In 2013, Atwater returned, this time asking for additional oversight, the authority to train contract negotiators and the power to demand that images be supplied so it can be posted on the public website. The Legislature passed a measure to require private contractors who receive state contracts to be subject to the same public records requirements as a public agency and imposed accountability provisions that allowed the state to get money back from contractors who fail to perform.
Now, the site includes contract audits, grant award information and even scans of the actual contracts executed by all state agencies. The changes have produced results.
In 2012-13, 55 percent of the 898 contracts that were reviewed were deficient — meaning they failed to meet the terms of the contract by not delivering on the goods or service in the time or cost required. By 2016-17, the deficiencies found in contracts dropped to 18.2 percent, and contract managers across state government were better trained.
Atwater’s office estimates that because of the transparency at least $40 million in taxpayer money has been saved from renegotiated or more competitive contracts. And in the first year after FACTS arrived, PIRG’s “Following the Money” report gave the state an “A” grade for financial transparency, a grade Florida has received every year since.
Agencies are “now proud of their contract managers and they are willing to have their work scrutinized,” Atwater said. “Everyone understood no one is going to have to track this down with a records request. ... You can bet if this looks like a giveaway to a lobbyist friend, that is going to eventually be exposed.”
But, Atwater acknowledged last week, “it’s not enough.”
“This was a first step to make sure the markets and the taxpayer could have access to information to hold us accountable,” he said. “But now comes the chance to really measure the quality of each of those performance measures.”
He says the Legislature continues to use backroom provisions in the budget process to give advantages to some vendors.
“I’m not opposed to a legislature asserting a request upon an agency,” Atwater said. “It just should be done in the sunshine and it should be the expectation that there isn’t a provider yet.”
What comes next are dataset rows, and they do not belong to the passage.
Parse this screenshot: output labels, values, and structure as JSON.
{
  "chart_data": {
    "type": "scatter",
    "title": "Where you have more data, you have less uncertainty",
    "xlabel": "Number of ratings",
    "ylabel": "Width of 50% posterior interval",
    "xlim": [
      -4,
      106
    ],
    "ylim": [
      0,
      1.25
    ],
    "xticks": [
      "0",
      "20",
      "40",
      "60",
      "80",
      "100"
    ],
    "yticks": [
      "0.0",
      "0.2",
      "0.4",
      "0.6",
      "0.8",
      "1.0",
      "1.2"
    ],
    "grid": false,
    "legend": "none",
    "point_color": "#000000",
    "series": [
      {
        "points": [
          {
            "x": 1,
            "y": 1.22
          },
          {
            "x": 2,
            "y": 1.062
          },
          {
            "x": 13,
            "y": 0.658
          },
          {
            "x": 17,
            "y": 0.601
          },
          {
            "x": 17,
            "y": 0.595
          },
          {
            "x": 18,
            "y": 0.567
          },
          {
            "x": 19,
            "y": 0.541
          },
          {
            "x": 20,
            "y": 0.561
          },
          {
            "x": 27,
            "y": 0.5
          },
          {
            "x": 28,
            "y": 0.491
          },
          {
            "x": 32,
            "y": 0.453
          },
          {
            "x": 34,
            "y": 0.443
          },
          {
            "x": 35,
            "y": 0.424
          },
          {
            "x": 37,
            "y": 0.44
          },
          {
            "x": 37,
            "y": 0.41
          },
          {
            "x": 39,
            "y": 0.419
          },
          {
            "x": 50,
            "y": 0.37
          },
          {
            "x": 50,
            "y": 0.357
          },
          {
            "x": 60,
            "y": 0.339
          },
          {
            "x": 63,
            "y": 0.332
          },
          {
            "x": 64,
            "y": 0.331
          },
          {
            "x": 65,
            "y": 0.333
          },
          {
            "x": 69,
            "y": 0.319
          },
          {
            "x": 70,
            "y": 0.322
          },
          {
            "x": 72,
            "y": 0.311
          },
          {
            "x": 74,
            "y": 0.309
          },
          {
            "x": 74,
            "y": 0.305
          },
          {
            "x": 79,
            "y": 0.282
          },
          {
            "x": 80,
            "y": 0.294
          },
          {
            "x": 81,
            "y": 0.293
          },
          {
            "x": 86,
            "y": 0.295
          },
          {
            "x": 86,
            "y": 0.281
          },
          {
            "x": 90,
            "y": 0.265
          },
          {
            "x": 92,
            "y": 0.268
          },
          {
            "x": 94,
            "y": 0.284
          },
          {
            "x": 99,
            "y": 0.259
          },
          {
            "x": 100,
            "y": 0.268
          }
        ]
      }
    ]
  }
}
He also wants to see the performance measures used to produce better quality service for taxpayers.
“It’s not enough to just say I commit to creating 12 internships. What was the quality of that internship? What was the quality of that after-school care? What was the quality of that senior home care experience?” he asks. “I’m hoping that the scrutiny will continue to get deeper and deeper into the quality of the contract itself.”
He continues to advocate for a law that would give the CFO’s office the authority to review contracts before the state commits to them, and he wants to see tougher penalties for when vendors fail.
“It is one thing to slip somebody with a $1,000 fine on a $10 million contract, but that’s not going to get anybody’s attention,” he said. “When you’re talking about a Department of Corrections, or public safety and the education of our children, the consequence to me should be: You’re not participating anymore.”
But Atwater is also realistic about the limits of his agency’s scope.
“Under our present arrangement, no matter what the dollar size is, I am watching. I am not able to engage,” he said. That’s where the role of the state’s sunshine laws and a scrutinizing public play a role, he said.
“I know nobody wants to sit up and read FACTS at night,” he said. “But if there is a hungry competitor that wants to read a contract, they will now have the access to that contract and ... if it’s not written in the way it should be, if it’s not the best effort for the person getting the services, I hope they will pick up the phone and call the local newspaper, the local television station and expose deficiencies when they see it.”